I am trying to check multicollinearity with GAM using VIF in R.
Should I use vif from the package car ? or Is it right way to check vif using vif.gam from package mgcv::helper:: ?
It gives quite different results and with vif.gam result, it does not show vif results with smoothed variables.
How should I tell whether it has multicollinearity problem or not with vif value ?
Also, I wonder how concurvity and multicollinearity are different?

Best Answer

The VIF in package car is computing a generalised VIF (GVIF), which aims to account for the fact that multiple columns in the model matrix and multiple coefficients may be associated with a single covariate in the model (think polynomial terms).

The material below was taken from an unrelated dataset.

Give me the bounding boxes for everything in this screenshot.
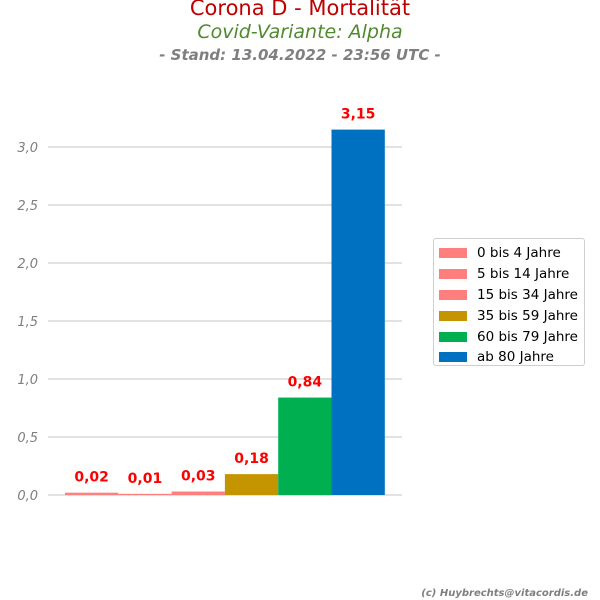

It produces gibberish, however, for models estimated via mgcv::gam() as it fails to identify properly all the terms that include a given covariate.

The mgcv.helper::vif.gam() function computes a classic VIF for the parametric terms in a model only.

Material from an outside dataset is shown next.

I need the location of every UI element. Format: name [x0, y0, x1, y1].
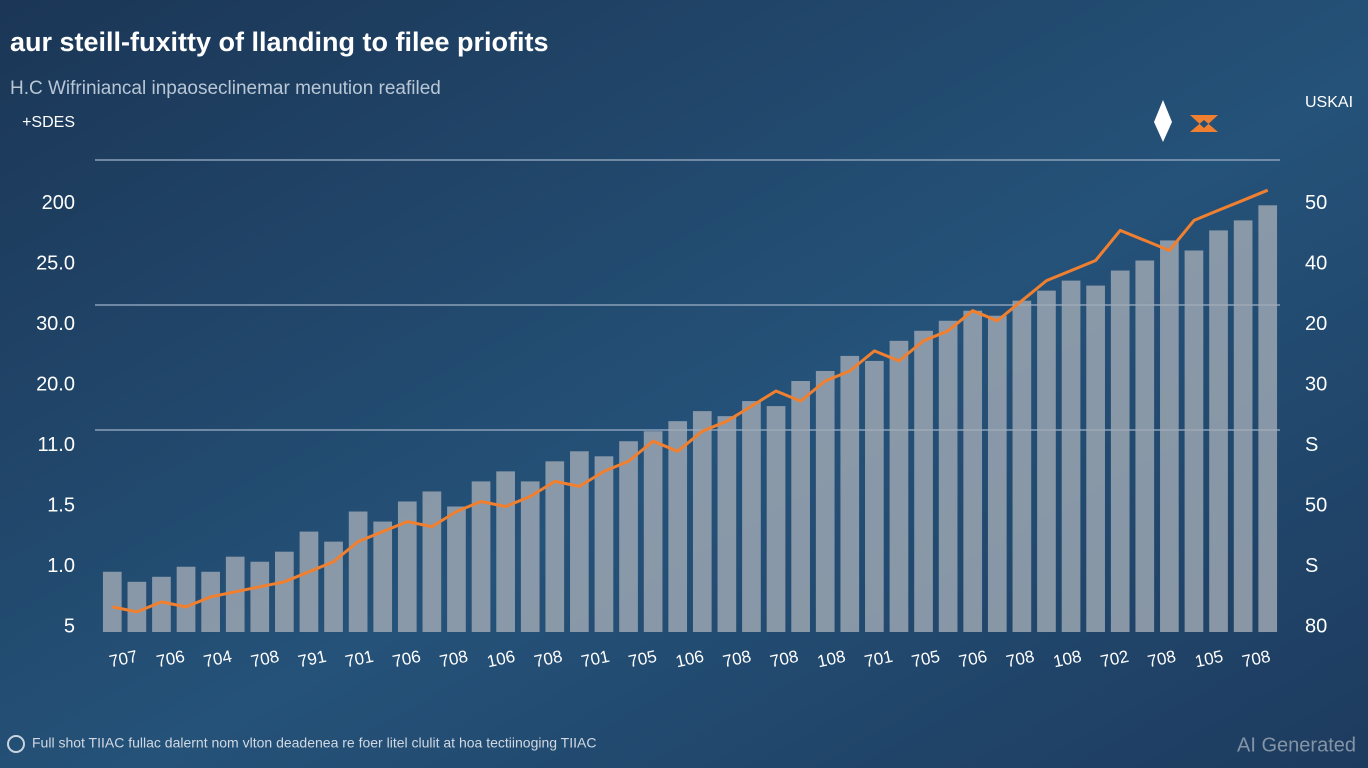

To illustrate, I modify an example from the mgcv.helper README.md

library(mgcv)
library(dplyr)
library(mgcv.helper)

set.seed(101)

N <- 100
x1 <- runif(n=N)
x2 <- runif(n=N)
x3 <- runif(n=N) + 0.9*x1 - 1.75*x2

df <- data.frame(x1 = x1,
                 x2 = x2,
                 x3 = x3) %>%
mutate(y = rnorm(n=N,
                 mean = 1 - 2*x1 + 3*x2 - 0.5*x3,
                 sd = 0.5))

## as per README.md except use a smooth of x3
fit1 <- gam(data=df, y ~ x1 + x2 + s(x3))

Now we can compute the VIFs using car and mgcv.help:

> car:::vif.default(fit1)
       GVIF Df GVIF^(1/(2*Df))
x1 56758.74  0             Inf
x2 56758.74  0             Inf
x3 56758.74  0             Inf
> mgcv.helper::vif.gam(fit1)
# A tibble: 2 x 2
  variable   vif
  <chr>    <dbl>
1 x1        2.05
2 x2        4.90

As you can see, the car::vif.default() gets this all wrong as it't can't identify even the parametric terms in the model. vif.gam() is computing the classical VIF for the parametric terms only.

However, for GAMs, checking for colinearity is not sufficient. As we're now fitting smooth functions we need to determine whether the smooth function of one variable can be produced using a combination of the smooths of the other terms in the model. I.e. we need to think about concurvity.

As to whether a VIF is too large or not, there are really only rules of thumb to follow. It is up to you, I believe, to decide if the degree of collinearity is too much. A useful way to think of the VIF is as follows: the square root of the VIF for the $j$th covariate indicates by how much the confidence interval for $\hat{\beta}_j$ is expanded relative to uncorrelated data (if such data could exists). So, in the information returned by vif.gam(), the confidence interval for x1 is inflated by about 1.4 times, and that for x2 by 2.2 times.

But this of course is not considering any collinearity with x3, which is also estimated to a linear term (it uses 1 degree of freedom). If we refit with a linear term for x3 and recompute the VIFs we get

> mgcv.helper::vif.gam(fit2)
# A tibble: 3 x 2
  variable   vif
  <chr>    <dbl>
1 x1        2.05
2 x2        4.90
3 x3        5.39

which doesn't change the VIFs for the other two variables of course, but does highlight the limitations of only considering the strictly parametric terms.

If we use concurvity() from the mgcv package, we note the strong collinearity for x3:

> concurvity(fit1)
              para     s(x3)
worst    0.8941263 0.8286386
observed 0.8941263 0.8145965
estimate 0.8941263 0.6325963

as well as that of the parametric terms, but we are not able to separate the collinearity in the parametric terms into individual estimates for x1 and x2.